Effect of Lactic Acid Bacteria Starter Cultures on Vitamin and Oligosaccharide Composition of Milk Extracted from Three Common Bean (Phaselous Vulgaris L) Varieties

  •  Calvince Anino    
  •  Arnold Onyango    
  •  Samuel Imathiu    
  •  Julius Maina    


Fermented foods have in recent times attracted consumer interest mainly due to perceived health benefits of probiotic microorganisms. This study characterized changes in the concentrations of selected B-complex vitamins and oligosaccharides of common bean milk during fermentation by a common dairy starter culture, YF L-903 (Streptococcus thermophilus + Lactobacillus Bulgaricus subs Debulgaricus), and three probiotic cultures namely ABT (Lactobacillus acidophilus La-5 + Bifidobacterium animalis Bb-12 + Streptococcus thermophilus), Yoba (Lactobacillus rhamnosus yoba + Streptococcus thermophilus), and Yoba Fiti (Lactobacillus rhamnosus GR1 + Streptococcus thermophilus). Bean milk was prepared from three common bean varieties.

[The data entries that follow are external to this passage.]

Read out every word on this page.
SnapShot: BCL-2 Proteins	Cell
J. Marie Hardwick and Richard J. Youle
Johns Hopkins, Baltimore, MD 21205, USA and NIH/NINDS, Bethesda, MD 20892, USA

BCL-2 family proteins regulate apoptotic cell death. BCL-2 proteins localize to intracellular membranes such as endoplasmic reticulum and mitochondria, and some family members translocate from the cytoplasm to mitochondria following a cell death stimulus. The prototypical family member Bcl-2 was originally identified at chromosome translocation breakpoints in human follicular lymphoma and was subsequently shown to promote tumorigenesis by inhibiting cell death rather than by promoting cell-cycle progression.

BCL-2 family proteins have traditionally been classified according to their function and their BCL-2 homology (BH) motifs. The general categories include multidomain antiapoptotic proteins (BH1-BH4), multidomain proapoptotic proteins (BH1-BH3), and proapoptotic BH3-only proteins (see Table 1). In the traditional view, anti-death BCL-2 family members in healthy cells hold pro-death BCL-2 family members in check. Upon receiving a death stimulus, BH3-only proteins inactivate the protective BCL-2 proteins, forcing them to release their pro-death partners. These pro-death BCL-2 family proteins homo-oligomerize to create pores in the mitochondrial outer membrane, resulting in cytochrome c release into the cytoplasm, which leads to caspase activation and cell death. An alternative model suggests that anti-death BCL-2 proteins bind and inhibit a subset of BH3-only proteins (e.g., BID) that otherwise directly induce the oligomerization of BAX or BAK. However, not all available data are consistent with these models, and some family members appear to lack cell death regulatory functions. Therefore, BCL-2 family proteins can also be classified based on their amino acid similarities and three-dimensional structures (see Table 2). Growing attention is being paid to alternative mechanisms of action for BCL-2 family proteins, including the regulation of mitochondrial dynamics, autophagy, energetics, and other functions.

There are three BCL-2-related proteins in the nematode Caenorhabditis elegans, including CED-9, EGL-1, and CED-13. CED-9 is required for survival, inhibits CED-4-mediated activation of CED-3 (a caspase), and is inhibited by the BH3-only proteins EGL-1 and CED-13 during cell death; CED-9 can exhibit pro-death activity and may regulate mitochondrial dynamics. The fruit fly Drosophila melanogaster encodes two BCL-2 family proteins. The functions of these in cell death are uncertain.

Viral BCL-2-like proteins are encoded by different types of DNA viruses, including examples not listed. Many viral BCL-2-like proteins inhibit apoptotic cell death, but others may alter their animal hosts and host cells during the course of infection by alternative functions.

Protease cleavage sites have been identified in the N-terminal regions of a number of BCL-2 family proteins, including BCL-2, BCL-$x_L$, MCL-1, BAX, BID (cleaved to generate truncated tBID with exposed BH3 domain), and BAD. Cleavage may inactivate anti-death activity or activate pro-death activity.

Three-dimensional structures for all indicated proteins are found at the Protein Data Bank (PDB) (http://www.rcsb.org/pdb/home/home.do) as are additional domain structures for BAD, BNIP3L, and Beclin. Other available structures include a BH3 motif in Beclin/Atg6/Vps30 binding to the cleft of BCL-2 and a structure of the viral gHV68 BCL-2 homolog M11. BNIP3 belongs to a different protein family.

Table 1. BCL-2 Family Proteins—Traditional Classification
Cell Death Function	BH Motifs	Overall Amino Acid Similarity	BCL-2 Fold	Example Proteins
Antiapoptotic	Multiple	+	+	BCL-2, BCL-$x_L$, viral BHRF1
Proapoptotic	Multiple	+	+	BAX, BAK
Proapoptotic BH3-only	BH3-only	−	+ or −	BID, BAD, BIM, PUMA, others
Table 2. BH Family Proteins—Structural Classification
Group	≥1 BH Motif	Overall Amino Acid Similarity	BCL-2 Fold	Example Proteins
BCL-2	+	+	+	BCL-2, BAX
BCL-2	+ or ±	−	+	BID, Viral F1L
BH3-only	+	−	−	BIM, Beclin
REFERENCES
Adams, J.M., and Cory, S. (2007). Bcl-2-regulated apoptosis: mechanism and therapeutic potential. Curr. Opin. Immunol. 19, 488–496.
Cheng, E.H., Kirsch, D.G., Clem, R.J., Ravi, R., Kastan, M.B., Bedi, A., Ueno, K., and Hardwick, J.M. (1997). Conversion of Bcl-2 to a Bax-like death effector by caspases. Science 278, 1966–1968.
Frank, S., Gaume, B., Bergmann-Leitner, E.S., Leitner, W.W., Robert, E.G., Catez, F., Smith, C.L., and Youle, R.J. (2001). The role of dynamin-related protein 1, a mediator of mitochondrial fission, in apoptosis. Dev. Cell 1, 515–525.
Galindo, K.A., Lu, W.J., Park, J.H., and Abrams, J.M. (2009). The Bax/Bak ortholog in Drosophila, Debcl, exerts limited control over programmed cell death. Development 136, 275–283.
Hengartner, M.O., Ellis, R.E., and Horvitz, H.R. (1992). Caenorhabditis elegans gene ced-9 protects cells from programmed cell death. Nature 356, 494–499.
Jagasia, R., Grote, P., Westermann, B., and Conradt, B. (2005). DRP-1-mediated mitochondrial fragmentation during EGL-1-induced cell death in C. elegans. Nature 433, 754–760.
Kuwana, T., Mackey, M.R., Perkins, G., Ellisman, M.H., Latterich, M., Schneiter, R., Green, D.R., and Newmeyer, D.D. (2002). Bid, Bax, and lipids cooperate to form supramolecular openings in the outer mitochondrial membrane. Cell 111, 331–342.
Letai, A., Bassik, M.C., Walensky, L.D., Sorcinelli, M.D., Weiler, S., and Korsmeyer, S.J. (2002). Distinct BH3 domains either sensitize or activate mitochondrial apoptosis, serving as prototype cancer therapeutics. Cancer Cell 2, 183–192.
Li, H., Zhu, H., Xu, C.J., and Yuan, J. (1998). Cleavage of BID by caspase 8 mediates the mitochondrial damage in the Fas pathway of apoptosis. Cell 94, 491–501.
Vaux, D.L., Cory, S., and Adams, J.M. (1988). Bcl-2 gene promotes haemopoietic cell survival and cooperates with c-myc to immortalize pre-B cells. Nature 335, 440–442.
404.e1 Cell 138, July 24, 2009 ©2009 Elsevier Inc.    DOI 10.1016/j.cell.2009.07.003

It was found that, apart from thiamine (vitamin B1) and riboflavin (vitamin B2), fermentation with each of the mixed cultures caused significant increase in the vitamin B complex. Significant reductions (p<0.05) in the oligosaccharides concentration of the bean milks were observed upon fermentation. Highest reduction in the oligosaccharide sugars of 77.8% was found in milk from pinto bean variety fermented with ABT culture. These findings suggest that LAB probiotic cultures have a potential for improving biosynthesis of vitamins and removal of the verbascose, stachyose and raffinose oligosaccharides, thus making the product more digestible and the nutrients more bioavailable.